Multiple Item Unit of Measures
Items in Microsoft Dynamics NAV can have multiple units of measures, you can for example sell in one unit of measure and purchase in another unit of measure. This is great, but there are some things to be aware of when setting an item up with different unit of measures.
An item must have a base unit of measure. The base unit of measure is how the inventory quantities are displayed and how the inventory is valued. It is also how it is produced (you can have a Production BOM in a different unit of measure, but the Routing and the Production Order will always be in the base unit of measure).
It is considered best practice to have the base unit of measure to be the smallest one, this to avoid having fractions of units leftover due to rounding. Sometimes this is not possible and then it is good to know what is behind the ‘best practice’ to avoid getting into troubles. Here is an example of how to recreate an issue with different unit of measures:
Let’s say we have an item that we purchase in feet and sell in inch and we setup the base unit of measure to be feet.

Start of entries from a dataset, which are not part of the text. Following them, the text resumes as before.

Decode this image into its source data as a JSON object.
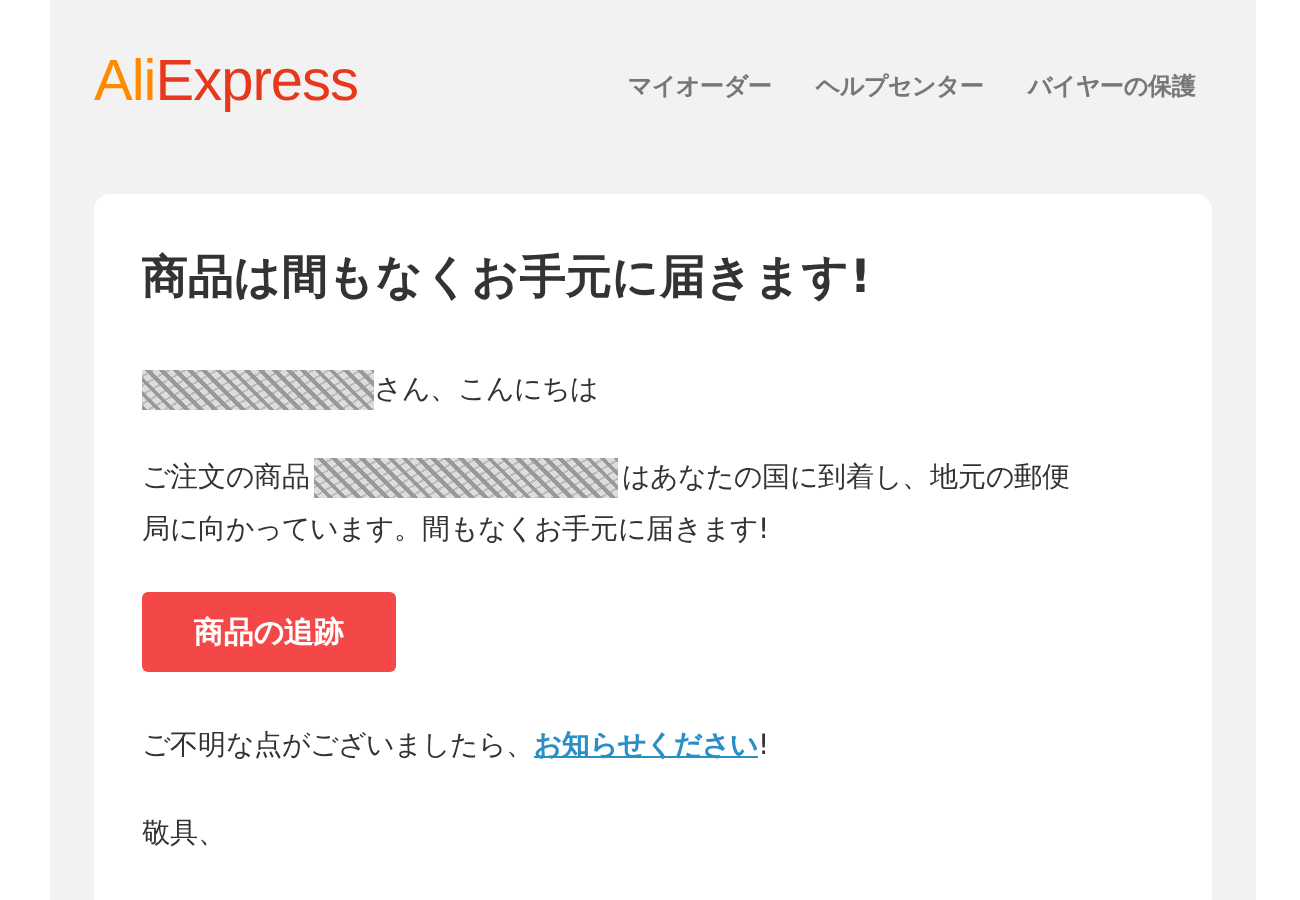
{
  "header": {
    "logo": {
      "part_1": "Ali",
      "part_2": "Express"
    },
    "nav": [
      "マイオーダー",
      "ヘルプセンター",
      "バイヤーの保護"
    ]
  },
  "card": {
    "title": "商品は間もなくお手元に届きます!",
    "greeting": {
      "redacted": true,
      "text": "さん、こんにちは"
    },
    "message": {
      "before": "ご注文の商品",
      "redacted": true,
      "after": "はあなたの国に到着し、地元の郵便",
      "continued": "局に向かっています。間もなくお手元に届きます!"
    },
    "button": "商品の追跡",
    "help": {
      "before": "ご不明な点がございましたら、",
      "link": "お知らせください",
      "after": "!"
    },
    "closing": "敬具、"
  }
}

The items unit of measures will then be setup like this.
The quantity per base unit for an inch is set to 0.08333 (the base unit must always be 1), this field has a maximum of five decimals so it gets rounded like this (which is part of the problem). One feet equals 12 inch (for all the metric people 🙂 ).
We now purchase 10 feet which will create the following transaction.
After this we sell 120 inch (which is the same as 10 feet), this creates the following transaction.
As you can see the 120 inch translates to 9.9996 feet due to the rounding in the items unit of measures. This creates a scenario where we have 0.0004 feet left in inventory which we shouldn’t have.
Setting the items base unit of measure to inch would have prevented this situation (and you can still purchase it in feet). This is why it is always recommended to set the smallest unit of measure as the base unit of measure.
Although, this only happens when there is a rounding involved, knowing this you can say that it is quite safe to setup items with a pair as the base unit of measure and sometimes sell it in pieces or setup an item with meters as the base and sometimes sell it in cm, etc..
The situations that I have seen where it was more or less impossible to set the base unit of measure to the smallest unit was for produced items. In those cases all routings, work instructions, costs, etc. was related to a specific unit of measure and it was not feasible to rearrange the entire production setup just to have the smallest unit of measure be the base.
If a situation like the above already exists then having procedures to adjust the fractions out each month might be appropriate (something like a stock count).